Usually I just head to my local office in downtown Ballard, a neighborhood in Seattle that was and still is largely its own city. Today however I’ve boarded the 17x Express Bus into the downtown Seattle. While in transit, as I always do, I just sat back introspecting on the day to be and the days of past, while reading Jeff’s post “From Evangelist to Developer Advocates” on our occupation title changes. As of recently we went from the somewhat inappropriately named Developer Evangelist to the more accurate title of Developer Advocate.
People have written about these titles in DevRel (Developer Relations) in the past, as have I. I wanted to add a few thoughts about these titles in this particular situation, and draw out some recent events where others seem to incorrectly, albeit with reason, conflate actual evangelism with advocacy. I’ll wrap up with another specific word that is important, activism, and how that comes to play in the tech industry also.

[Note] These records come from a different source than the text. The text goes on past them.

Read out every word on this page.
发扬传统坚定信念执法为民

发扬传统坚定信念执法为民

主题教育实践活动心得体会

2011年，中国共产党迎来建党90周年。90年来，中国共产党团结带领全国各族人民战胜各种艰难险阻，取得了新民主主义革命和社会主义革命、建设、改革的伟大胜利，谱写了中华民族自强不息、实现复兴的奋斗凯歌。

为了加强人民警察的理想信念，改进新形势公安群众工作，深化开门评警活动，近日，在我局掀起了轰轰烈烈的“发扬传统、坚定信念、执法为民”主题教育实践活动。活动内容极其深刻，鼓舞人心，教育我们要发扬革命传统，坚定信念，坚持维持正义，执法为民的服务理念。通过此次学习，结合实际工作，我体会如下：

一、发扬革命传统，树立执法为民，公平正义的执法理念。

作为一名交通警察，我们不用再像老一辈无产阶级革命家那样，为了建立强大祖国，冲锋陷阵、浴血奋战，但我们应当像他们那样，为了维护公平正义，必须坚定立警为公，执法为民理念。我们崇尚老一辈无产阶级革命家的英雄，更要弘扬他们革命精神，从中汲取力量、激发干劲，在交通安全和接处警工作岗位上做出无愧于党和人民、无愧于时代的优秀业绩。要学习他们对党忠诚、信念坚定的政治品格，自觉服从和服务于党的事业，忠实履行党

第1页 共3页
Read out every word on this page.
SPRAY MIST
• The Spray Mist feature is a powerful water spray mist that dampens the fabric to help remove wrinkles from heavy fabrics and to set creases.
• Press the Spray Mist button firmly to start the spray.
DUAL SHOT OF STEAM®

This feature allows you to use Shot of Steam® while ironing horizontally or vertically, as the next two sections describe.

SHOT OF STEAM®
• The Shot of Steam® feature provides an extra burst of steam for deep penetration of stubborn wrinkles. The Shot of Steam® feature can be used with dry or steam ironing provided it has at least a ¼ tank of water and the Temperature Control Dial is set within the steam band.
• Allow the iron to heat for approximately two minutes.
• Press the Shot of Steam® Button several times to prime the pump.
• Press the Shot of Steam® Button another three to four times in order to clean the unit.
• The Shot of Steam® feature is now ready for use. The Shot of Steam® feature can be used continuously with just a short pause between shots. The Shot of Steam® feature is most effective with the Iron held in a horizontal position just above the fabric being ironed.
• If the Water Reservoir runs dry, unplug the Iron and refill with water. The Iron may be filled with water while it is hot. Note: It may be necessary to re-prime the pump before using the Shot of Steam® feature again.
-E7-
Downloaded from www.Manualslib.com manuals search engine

Spread the Word of God! Eh… ?!
Alright let’s get down to the real meat of the definition of the word evangelism.
Evangelism – 1 “the winning or revival of personal commitments to Christ” and 2 “militant or crusading zeal” so yeah, wow. Not the actual intention.
Most uses of the word all center around spreading the gospel, specifically the gospel of the Christian God in the bible often through militant fasion and prospectively genocidal eradication of peoples. Somewhere in the late 80’s, 90’s or something some tech company (I think Microsoft if memory serves) in partial tongue in cheek jest dubbed an occupation position evangelists that would go out and spread the good word of the technology. I only know parts of the myth and origin story, but suffice it to say, it was kind of a joke that stuck and at this point has just been a title for well over a decade or two now. One that sincerely should probably not be used anymore, as I hope nobody is militantly pushing technology on others.
Another note, many of us referred to officially or unofficially have gotten hit with this association in often negative ways. For example. Follow that thread for the trash fire it becomes and the horror of the iWill Estate troll account. But I do digress.
Goodbye. All the best. And I’m not an evangelist. That name evokes The Crusades, which was bad. 😉 https://t.co/LEfvIgAfze
— Scott Hanselman (@shanselman) July 8, 2018
This is one of the dangers of tech appropriating titles and such (as it all to often does) it tends to create societal blow back that is more than unwelcome. But on toward a better future and a better title right?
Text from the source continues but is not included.